Więcej szczęścia jest w dawaniu niż w braniu
Wiarę w Boga od najmłodszych lat przekazywali mi rodzice, nawet czas dojrzewania przeżyłam bez wielkich buntów- w każdą niedzielę Eucharystia, wspólnota młodzieżowa przy parafii, w wakacje rożne rekolekcje.
Zostałam przez Boga całkiem konkretnie obdarowana i miałam tego świadomość. Niestety w jakiś sposób zaczęłam pogrążać się w postawie ciągłego brania- brania od Boga i brania od innych ludzi. Gdy nachodziły mnie myśli że ja też przecież mogłabym coś od siebie dać i w głowie powracało zdanie
„Od każdego, któremu wiele dano,wiele też będzie się wymagać” Łk 12, 48 to każda taka refleksja kończyła się myślą ze coś tam warto by było zrobić ale właściwie to inni robiliby to lepiej, że nie rozwinęłam wystarczająco danego talentu, jeszcze to nie jest ten czas i poczekam aż Bóg mnie do tego lepiej przygotuje. To ciągłe branie i brak dawania sprawiły że często nie dostrzegałam sensu życia.

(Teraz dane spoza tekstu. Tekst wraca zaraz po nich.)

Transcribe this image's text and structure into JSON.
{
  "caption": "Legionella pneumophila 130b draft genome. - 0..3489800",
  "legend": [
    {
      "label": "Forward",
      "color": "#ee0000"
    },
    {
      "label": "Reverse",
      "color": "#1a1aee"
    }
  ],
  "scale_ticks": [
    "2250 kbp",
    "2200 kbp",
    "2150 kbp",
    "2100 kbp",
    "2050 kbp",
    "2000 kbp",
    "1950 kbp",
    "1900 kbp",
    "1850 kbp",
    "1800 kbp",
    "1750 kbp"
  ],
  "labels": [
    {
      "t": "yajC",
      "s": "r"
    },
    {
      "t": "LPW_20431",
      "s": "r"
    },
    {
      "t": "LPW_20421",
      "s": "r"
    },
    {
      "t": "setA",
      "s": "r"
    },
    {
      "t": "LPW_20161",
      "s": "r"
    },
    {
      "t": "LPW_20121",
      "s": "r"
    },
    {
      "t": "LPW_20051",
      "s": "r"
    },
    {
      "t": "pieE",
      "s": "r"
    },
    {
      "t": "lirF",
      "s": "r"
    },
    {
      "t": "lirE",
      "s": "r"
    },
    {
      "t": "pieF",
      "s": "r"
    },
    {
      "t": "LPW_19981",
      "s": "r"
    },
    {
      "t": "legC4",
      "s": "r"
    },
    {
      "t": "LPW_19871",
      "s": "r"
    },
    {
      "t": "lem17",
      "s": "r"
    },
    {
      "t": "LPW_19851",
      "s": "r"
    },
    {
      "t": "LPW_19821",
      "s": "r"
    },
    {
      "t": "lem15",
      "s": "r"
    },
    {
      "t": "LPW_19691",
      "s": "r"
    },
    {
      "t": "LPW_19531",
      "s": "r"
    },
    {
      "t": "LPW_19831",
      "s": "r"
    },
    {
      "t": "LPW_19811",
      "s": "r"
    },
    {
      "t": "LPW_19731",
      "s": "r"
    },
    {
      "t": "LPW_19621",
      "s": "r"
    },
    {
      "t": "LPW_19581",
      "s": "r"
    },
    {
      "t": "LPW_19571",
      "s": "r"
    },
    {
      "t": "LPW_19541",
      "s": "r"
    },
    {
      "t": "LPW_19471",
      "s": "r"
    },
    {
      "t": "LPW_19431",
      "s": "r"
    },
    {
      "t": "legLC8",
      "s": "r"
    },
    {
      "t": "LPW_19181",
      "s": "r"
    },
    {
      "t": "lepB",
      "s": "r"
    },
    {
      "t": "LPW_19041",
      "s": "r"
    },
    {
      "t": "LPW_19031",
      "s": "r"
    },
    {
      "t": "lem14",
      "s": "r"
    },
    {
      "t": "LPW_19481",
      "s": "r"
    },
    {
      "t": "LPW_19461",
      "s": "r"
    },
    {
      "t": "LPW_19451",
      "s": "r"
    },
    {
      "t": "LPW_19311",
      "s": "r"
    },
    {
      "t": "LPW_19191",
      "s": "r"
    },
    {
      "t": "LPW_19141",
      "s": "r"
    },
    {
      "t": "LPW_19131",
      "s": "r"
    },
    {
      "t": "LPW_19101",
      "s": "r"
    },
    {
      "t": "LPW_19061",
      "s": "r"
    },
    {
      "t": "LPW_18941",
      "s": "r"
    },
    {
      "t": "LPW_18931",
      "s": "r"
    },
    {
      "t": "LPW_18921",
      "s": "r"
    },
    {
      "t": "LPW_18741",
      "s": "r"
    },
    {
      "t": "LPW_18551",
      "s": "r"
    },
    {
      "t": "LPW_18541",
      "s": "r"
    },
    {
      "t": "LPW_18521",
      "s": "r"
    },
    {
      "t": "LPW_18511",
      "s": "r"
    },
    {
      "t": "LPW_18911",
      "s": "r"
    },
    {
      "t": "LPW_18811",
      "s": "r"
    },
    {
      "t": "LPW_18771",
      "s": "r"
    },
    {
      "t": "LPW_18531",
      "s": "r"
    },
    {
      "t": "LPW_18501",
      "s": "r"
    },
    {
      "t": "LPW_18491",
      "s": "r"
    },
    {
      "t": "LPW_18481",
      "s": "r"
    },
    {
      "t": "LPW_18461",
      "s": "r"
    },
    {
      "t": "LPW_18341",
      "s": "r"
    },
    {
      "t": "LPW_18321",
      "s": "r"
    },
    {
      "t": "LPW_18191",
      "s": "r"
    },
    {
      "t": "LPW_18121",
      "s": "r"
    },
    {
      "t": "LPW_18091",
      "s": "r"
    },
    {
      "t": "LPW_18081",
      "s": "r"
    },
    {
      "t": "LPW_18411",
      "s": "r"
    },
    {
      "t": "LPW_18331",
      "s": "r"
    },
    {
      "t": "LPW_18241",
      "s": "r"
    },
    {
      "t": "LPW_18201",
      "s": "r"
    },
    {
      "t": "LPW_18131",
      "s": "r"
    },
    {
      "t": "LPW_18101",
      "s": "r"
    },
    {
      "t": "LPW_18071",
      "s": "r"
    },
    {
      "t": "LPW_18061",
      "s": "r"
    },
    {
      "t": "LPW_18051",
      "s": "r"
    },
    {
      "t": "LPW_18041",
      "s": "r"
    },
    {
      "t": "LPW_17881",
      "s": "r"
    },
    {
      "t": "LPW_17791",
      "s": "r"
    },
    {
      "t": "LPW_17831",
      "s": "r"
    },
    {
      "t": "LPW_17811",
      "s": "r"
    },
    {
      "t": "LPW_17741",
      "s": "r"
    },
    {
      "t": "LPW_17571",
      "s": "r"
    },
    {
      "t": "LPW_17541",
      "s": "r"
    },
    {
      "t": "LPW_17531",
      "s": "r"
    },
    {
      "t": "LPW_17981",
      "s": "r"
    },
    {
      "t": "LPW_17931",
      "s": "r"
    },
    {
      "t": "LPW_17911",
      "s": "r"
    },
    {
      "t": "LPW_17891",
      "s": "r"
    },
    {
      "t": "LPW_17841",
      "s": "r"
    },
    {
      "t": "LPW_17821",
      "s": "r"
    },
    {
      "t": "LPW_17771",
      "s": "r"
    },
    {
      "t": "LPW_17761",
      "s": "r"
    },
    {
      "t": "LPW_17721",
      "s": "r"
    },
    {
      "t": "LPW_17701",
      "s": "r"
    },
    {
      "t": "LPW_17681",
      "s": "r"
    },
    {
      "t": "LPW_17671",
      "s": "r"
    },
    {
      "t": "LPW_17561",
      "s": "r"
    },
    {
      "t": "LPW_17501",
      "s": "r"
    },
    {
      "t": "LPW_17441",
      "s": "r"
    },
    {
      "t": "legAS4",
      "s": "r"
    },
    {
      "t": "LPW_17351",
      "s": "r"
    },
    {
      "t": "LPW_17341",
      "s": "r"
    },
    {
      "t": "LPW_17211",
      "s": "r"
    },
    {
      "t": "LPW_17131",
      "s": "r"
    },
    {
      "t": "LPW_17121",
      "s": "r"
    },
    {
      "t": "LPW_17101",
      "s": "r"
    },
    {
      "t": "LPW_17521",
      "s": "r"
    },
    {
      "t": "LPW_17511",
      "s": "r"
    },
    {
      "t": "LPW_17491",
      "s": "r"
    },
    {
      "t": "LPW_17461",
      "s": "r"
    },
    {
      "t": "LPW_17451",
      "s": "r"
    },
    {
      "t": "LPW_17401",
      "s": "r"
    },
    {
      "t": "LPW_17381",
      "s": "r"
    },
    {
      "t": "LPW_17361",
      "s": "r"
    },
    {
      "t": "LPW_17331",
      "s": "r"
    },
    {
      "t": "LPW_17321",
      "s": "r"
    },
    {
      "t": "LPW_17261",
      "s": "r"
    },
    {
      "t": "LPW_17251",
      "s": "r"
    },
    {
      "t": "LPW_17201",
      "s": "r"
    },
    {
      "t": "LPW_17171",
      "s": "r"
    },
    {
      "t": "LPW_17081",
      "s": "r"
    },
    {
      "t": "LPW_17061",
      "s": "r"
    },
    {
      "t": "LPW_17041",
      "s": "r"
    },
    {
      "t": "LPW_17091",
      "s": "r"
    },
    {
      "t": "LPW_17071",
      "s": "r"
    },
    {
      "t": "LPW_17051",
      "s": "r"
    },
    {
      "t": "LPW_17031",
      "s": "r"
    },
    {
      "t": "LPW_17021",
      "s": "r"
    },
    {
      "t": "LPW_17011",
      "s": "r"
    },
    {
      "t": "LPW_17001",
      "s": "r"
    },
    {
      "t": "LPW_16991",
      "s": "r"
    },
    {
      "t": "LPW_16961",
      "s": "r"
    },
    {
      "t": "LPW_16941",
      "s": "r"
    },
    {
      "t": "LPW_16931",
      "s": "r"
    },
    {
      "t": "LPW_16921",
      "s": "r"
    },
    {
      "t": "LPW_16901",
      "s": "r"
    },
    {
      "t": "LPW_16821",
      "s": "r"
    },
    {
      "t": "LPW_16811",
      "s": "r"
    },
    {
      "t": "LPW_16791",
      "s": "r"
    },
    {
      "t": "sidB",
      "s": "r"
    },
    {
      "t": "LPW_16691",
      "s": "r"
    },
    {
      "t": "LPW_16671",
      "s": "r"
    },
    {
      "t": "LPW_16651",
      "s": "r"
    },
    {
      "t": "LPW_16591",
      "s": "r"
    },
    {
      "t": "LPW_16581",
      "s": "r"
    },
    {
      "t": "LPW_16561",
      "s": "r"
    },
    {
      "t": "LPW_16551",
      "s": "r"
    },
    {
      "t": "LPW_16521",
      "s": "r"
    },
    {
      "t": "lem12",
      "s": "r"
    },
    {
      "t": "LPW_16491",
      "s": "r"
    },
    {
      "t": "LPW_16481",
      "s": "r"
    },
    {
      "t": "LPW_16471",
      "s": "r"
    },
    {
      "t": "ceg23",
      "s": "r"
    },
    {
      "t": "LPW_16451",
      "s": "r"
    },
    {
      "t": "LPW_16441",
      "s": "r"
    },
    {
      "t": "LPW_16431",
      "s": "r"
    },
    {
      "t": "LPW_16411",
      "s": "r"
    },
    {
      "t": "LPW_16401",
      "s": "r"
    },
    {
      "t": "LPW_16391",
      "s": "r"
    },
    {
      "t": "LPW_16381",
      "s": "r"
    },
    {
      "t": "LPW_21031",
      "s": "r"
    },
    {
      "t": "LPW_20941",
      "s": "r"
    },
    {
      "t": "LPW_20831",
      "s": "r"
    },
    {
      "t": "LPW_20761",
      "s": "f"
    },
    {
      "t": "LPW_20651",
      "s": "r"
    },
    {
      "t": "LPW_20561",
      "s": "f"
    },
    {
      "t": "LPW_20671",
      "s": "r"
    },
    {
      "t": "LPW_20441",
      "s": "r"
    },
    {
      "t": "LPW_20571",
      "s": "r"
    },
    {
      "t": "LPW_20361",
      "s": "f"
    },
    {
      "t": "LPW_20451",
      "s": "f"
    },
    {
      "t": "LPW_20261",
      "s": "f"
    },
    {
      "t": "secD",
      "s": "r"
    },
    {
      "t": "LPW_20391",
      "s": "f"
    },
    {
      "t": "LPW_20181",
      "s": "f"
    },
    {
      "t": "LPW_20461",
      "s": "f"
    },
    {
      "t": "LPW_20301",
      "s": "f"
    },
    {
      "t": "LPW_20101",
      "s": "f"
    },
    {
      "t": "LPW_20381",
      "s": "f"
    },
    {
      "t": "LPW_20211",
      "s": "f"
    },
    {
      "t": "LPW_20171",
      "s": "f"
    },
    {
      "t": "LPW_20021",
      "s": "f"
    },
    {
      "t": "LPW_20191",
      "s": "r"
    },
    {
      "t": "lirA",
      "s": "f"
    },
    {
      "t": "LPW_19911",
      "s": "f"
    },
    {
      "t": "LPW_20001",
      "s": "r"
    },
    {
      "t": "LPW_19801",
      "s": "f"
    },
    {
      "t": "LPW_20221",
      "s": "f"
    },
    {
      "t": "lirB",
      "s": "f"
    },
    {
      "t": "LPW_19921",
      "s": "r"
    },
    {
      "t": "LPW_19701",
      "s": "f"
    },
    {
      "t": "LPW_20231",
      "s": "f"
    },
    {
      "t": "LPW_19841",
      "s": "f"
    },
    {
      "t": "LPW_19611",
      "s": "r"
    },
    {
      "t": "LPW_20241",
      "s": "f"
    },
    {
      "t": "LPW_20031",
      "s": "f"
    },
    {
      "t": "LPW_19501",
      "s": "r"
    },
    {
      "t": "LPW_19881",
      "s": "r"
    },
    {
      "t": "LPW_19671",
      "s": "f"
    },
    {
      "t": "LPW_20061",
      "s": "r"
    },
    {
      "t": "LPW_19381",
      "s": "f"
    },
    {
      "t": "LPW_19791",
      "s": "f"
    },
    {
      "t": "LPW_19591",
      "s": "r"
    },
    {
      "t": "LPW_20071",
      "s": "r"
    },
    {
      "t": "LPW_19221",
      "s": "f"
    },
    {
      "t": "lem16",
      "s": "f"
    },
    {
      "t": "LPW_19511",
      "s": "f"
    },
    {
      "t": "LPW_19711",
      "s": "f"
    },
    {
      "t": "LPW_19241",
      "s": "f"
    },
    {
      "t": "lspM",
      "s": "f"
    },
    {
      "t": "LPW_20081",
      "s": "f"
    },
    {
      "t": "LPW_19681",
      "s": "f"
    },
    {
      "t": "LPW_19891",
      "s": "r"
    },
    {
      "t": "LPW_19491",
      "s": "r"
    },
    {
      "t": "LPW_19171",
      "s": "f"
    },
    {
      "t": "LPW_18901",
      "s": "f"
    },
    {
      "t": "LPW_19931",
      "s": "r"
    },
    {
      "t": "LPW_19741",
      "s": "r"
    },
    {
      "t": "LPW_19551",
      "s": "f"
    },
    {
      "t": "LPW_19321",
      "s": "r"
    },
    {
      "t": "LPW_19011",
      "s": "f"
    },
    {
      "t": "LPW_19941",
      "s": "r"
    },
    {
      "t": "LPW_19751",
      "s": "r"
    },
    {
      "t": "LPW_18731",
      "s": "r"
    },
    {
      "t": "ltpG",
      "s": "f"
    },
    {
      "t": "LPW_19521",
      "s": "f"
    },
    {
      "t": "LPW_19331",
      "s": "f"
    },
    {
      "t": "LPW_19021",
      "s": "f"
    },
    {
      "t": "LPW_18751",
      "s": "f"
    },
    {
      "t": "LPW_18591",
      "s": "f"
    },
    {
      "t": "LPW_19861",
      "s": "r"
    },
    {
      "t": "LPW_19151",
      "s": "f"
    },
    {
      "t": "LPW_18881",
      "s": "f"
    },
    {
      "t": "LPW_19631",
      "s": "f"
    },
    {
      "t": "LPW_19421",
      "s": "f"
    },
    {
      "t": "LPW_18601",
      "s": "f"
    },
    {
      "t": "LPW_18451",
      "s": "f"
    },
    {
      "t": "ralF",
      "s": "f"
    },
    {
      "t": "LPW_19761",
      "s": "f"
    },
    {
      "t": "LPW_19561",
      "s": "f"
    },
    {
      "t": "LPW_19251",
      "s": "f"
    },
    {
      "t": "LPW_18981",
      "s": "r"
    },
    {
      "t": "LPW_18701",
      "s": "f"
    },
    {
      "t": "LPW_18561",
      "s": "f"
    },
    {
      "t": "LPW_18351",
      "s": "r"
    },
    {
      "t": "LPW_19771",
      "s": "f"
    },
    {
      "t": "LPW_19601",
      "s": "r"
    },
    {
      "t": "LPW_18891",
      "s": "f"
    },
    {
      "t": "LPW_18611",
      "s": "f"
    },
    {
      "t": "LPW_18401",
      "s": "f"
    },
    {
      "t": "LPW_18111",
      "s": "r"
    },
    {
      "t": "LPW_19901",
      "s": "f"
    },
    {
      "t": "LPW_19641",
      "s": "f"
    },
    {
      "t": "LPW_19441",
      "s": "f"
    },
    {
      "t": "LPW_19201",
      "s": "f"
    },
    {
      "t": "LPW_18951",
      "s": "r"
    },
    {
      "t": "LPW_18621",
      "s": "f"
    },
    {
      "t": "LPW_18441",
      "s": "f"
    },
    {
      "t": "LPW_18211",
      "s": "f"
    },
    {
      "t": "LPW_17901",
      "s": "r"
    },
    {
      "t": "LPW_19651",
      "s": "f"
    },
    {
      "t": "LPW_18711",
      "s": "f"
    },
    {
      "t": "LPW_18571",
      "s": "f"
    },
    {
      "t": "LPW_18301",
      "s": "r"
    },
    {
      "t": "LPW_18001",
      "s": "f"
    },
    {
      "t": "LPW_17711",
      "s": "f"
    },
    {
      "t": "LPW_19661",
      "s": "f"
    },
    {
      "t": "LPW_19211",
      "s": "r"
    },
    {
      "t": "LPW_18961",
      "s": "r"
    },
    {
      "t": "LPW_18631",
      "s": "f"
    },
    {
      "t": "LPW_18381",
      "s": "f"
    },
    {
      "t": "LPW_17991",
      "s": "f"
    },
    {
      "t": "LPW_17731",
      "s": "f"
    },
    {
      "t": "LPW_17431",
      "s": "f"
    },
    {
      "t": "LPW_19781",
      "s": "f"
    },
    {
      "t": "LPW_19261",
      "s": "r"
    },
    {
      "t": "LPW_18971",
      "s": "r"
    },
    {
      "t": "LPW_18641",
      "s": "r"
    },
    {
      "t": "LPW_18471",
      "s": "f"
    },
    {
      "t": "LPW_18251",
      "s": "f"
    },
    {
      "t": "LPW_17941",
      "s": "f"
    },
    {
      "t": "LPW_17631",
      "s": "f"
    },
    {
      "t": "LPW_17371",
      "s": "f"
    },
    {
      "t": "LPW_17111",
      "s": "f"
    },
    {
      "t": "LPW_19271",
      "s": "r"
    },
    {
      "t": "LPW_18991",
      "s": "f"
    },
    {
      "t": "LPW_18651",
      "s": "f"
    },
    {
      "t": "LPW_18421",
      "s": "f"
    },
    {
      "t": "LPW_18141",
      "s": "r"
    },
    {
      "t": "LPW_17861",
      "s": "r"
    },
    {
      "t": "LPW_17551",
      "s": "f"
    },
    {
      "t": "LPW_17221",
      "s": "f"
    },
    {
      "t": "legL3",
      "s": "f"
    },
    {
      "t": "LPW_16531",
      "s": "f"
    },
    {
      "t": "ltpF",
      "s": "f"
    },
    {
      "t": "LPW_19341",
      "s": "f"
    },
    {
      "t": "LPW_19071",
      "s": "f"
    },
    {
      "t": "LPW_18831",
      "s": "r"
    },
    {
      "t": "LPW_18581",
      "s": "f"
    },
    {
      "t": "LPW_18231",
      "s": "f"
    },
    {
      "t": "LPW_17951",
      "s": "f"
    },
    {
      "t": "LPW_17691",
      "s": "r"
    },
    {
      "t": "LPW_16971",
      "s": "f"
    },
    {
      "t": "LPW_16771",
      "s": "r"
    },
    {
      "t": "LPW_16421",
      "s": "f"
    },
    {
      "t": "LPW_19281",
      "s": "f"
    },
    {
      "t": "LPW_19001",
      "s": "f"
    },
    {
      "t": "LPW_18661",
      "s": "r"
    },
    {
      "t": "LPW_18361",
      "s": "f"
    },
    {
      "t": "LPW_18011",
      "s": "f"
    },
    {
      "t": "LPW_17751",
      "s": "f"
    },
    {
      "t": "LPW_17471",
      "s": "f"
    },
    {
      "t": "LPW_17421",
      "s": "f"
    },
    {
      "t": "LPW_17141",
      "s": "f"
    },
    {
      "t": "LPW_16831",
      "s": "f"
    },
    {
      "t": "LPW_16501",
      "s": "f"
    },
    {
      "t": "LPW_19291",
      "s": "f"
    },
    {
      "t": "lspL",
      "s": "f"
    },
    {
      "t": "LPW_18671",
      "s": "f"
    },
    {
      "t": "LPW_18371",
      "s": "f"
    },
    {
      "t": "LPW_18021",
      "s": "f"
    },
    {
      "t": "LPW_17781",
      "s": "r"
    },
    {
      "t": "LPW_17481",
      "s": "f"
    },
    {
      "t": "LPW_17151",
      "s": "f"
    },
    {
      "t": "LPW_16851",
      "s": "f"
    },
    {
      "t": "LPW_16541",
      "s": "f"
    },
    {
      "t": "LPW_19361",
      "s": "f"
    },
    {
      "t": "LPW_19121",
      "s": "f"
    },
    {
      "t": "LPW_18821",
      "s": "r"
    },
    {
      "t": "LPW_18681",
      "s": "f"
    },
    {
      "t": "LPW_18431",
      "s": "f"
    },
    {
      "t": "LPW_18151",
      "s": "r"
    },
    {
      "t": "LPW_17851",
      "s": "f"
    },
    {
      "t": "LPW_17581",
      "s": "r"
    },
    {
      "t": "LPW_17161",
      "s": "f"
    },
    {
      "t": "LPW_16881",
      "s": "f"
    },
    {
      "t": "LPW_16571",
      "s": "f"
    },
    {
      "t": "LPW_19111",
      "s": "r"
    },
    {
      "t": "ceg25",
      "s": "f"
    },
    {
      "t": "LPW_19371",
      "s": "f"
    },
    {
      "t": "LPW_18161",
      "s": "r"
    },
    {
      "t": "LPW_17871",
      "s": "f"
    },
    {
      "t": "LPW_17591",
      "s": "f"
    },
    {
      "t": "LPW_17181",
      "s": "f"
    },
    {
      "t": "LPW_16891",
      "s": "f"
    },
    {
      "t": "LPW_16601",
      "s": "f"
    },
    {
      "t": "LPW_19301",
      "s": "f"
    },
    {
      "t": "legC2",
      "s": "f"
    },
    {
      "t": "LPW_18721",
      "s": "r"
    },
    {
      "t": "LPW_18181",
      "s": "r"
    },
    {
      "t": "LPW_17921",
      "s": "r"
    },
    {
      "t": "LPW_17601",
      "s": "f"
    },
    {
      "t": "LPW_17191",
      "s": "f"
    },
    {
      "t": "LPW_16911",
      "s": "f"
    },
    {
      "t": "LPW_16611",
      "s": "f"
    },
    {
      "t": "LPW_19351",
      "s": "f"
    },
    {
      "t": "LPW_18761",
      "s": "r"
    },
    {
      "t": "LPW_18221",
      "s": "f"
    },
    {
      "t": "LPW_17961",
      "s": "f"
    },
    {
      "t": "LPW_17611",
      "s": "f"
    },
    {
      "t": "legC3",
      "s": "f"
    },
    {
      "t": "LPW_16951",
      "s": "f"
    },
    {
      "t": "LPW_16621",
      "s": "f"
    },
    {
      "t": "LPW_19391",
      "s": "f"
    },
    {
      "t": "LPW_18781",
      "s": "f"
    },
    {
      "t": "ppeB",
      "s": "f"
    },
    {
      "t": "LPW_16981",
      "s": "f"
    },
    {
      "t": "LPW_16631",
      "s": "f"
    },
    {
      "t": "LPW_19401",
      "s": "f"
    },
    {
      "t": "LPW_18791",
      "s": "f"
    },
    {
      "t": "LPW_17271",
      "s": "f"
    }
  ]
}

Przełomowy moment nastąpił gdy przyszła myśl, że mogłabym zostać ewangelizatorem na Lednicy. Na początku znowu ją odrzuciłam bo przecież było by to nieodpowiedzialne, jest sesja na studiach i na pewno rodzice się nie zgodzą. Po miesiącu myśl powróciła i spytałam się rodziców którzy wyrazili zgodę. W ten sposób skończyły mi się wewnętrzne wymówki i pojechałam na Lednicę jako ewangelizator.
Dzięki mojej posłudze zrozumiałam i doświadczyłam że więcej szczęścia jest w dawaniu niż w braniu i że Bóg przygotowuje nas do różnych posług i daje nam odwagę na którą sami byśmy się nie zdobyli.